Convert handwritten equations, formulas, and STEM notes into editable digital text with TutorFlow's OCR tool. Reduce manual retyping in math and science course preparation.

The OCR Math Formula Editor converts handwritten equations, formulas, and notes from images into editable digital text. For math and science educators who routinely work from handwritten material, it cuts the manual transcription step out of lesson and quiz preparation.

How it works

Upload an image of your handwritten content — a photo of a whiteboard, a scan of worksheet notes, or a camera shot of a formula sheet. TutorFlow's OCR engine reads the mathematical notation and outputs editable text that you can insert directly into lessons, quizzes, or assessments.

The output handles standard mathematical notation including fractions, exponents, subscripts, Greek letters, integrals, and most common STEM symbols.

Where this saves time

Math and science teachers often start with handwritten material: working through derivations by hand, annotating textbook problems, or building formula sheets on paper. The path from that handwritten material to an online course typically required either retyping everything manually or using a LaTeX editor — both time-consuming.

OCR shortens that path to an upload and a review pass.
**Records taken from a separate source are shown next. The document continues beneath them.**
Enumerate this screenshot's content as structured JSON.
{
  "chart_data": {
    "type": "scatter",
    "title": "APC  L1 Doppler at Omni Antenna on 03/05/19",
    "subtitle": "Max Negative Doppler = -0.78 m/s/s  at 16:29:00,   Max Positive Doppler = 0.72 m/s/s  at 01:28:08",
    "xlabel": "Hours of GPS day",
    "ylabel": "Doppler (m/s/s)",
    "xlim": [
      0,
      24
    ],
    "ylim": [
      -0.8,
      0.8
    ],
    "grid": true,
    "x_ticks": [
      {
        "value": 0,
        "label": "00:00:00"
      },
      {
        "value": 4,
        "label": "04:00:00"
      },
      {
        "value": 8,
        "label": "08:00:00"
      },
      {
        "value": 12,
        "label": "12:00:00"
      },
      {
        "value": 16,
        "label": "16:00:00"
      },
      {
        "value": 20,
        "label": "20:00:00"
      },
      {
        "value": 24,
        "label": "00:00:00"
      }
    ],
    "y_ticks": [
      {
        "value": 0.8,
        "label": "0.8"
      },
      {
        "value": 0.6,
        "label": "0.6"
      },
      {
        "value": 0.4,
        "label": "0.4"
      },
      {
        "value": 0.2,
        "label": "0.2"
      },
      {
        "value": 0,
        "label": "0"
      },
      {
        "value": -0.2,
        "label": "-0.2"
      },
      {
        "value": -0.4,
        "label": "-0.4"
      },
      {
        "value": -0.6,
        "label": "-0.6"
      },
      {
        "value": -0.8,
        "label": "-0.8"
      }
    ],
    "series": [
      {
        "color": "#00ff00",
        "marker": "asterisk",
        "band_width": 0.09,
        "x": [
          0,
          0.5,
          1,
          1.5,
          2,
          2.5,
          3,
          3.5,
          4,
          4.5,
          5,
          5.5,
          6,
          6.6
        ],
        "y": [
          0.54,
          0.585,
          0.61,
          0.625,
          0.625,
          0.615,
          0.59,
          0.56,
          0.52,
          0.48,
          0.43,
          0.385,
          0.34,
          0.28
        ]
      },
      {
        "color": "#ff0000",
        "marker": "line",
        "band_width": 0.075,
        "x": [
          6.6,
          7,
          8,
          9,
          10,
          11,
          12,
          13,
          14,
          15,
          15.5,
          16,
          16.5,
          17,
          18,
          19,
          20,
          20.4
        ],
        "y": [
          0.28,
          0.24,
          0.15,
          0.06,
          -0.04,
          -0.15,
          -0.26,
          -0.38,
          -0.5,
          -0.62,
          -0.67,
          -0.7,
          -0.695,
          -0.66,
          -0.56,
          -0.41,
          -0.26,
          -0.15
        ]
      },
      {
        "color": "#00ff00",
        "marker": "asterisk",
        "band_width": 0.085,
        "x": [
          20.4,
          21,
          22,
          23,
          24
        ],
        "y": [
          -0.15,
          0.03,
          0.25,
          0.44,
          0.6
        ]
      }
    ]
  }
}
The most common uses are:

  • Lesson preparation — Digitizing formula derivations and worked examples for lecture content
  • Quiz and exam building — Converting handwritten problem sets into test questions
  • Content reuse — Turning teacher notes and whiteboard photos into reusable course assets
  • Worksheet conversion — Bringing printed or handwritten worksheets into digital lesson format

Review after conversion

OCR is highly accurate for standard mathematical notation, but always do a quick review before inserting output into published content. Pay particular attention to:

  • symbols that look visually similar (e.g., multiplication signs vs. variables, subscript vs. superscript position)
  • fractions and nested expressions
  • handwritten notation that uses non-standard shorthand

A 30-second review pass is much faster than retyping from scratch — and catches the small errors that can cause confusion for learners.